Ze deed open met haar telefoon in haar hand en verwees me met een knikje naar de kamer terwijl ze door ging met haar gesprek. Ik ging op de bank zitten, de sleutel weer in mijn zak voelend. Elvira was in de keuken, ik kon horen dat ze met de thee bezig was. Ze schonk het water uit de waterkoker in de ronde theepot en zette de kopjes op  het dienblad. Twee zilveren lepeltjes ernaast. Ik herkende de geluiden. Elvira sprak niet, waarschijnlijk had ze de telefoon tussen kin en schouder geklemd en luisterde ze. Toen hoorde ik Elvira zeggen: “Maar het gaat me toch helemaal niet om het ophalen. Natuurlijk kan ik haar om half drie bij de dansschool ophalen, ik ben niet gehandicapt, alleen bejaard. Het gaat mij erom dat ik me afvraag of het niet teveel is, ook een activiteit op de woensdag. Het is toch fijn dat ze die middag vrij heeft om een speelafspraakje te maken of met haar oma koekjes te bakken?” Elvira klonk anders dan anders, behoedzamer van toon, na een korte stilte zei ze: “Nee natuurlijk niet, ik vind juist dat je een fantastische moeder bent! Je doet heel veel voor je kinderen. Zo bedoel ik het helemaal niet. En natuurlijk is het leuk om dansles te hebben, en met een vriendinnetje helemaal, daar heb je helemaal gelijk in. Het overviel me denk ik ook een beetje. Ik zorg wel dat we dan als we thuis zijn iets rustigs doen, geen probleem….ja is goed, dag Marit, tot snel…” Toen hoorde ik haar de theepot op het blad zetten en kwam ze ermee de kamer in. “Dat was mijn schoondochter Marit, ik heb natuurlijk weer iets doms gezegd, ze is ook zo gevoelig…..maar kinderen hebben geen tijd meer om zelf iets te verzinnen, laat staan om zich af en toe te vervelen.  Ze worden van hot naar her gesleept, van activiteit naar activiteit, alle tijd is ingedeeld. Voor de gewone dingen is geen tijd meer, terwijl het juist waardevol is de tijd te nemen wat aan te rommelen, of om bijvoorbeeld het huishouden op orde te hebben, een keer uitgebreid te koken, een moeilijk boek te lezen. Daar plan je namelijk geen tijd voor. Maar goed, ik ben natuurlijk oud. Ik snap ‘deze tijd’ niet. Maar ik snap de mens wel, en ik zie toch wat ‘deze tijd’ voor uitdagingen met zich meebrengt? Ik denk juist dat ik het beter overzie dan jongere mensen. Daarvoor hoef ik heus niet alles  van moderne techniek te snappen. Voor je het weet hebben ze een telefoon en ben je ze kwijt.”

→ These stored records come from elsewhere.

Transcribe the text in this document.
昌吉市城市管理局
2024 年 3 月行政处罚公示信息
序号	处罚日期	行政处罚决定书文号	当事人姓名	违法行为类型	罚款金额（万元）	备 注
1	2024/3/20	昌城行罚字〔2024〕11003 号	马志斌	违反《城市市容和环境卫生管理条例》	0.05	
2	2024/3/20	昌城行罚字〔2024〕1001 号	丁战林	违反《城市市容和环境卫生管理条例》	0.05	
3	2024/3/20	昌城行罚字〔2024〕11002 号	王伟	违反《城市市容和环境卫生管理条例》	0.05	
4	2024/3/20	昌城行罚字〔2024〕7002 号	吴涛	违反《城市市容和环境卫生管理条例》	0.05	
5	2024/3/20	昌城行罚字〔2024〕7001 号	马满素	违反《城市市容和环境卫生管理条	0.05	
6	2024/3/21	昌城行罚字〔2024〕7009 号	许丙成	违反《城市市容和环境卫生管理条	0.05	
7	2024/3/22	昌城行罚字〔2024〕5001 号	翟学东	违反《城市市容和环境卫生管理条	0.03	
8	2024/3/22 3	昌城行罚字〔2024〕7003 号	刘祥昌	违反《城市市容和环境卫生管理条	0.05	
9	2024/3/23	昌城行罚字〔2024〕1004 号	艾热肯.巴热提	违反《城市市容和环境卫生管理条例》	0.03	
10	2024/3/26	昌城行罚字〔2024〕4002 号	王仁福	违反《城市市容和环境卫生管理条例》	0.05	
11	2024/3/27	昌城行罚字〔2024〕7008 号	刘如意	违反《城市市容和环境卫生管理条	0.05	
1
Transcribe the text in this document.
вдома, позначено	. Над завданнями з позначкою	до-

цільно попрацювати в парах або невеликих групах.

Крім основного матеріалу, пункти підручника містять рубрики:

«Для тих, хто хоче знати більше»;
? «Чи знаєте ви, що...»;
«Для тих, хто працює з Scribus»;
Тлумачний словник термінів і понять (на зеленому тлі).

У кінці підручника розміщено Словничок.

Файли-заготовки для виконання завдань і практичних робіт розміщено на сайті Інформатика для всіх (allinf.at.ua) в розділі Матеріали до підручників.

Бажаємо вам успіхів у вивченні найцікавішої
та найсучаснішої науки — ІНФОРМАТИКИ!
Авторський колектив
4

Daarna wachtte ze tot ik iets zou antwoorden, ze hoopte duidelijk dat ik haar gelijk zou geven.  Ze ging zitten en keek me aan. Maar ik wist niets te zeggen. Ik had niet echt een mening over opvoeding. “Rommel jij wel eens wat aan?” vroeg ze toen. Ik begreep eerst niet wat ze bedoelde. Dat zag ze waarschijnlijk want ze vervolgde door te zeggen dat ze zich afvroeg of ik wel eens tijd had om te niksen, me te vervelen. Ik dacht over haar vraag na en kwam (verassend!) niet gelijk tot een antwoord. Ja, ik had volgens mij wel tijd over soms. Maar aanrommelen? Nee, ik deed wat ik moest doen, zoals huiswerk maken en gitaar oefenen, sporten, maar wel het liefst zo efficiënt mogelijk. In zo kort mogelijke tijd. Vroeger kon ik mezelf buiten wel lang vermaken met een bal of op de trampoline. Dat lijkt misschien nog het meest op aanrommelen, ook al ging het wel altijd over beter worden, de beste trucjes doen. Nu ga ik meestal gamen of op mijn telefoon filmpjes kijken als ik tijd heb. En soms dus schrijven. Lezen doe ik in bed, eigenlijk nooit overdag, ja in de vakantie soms.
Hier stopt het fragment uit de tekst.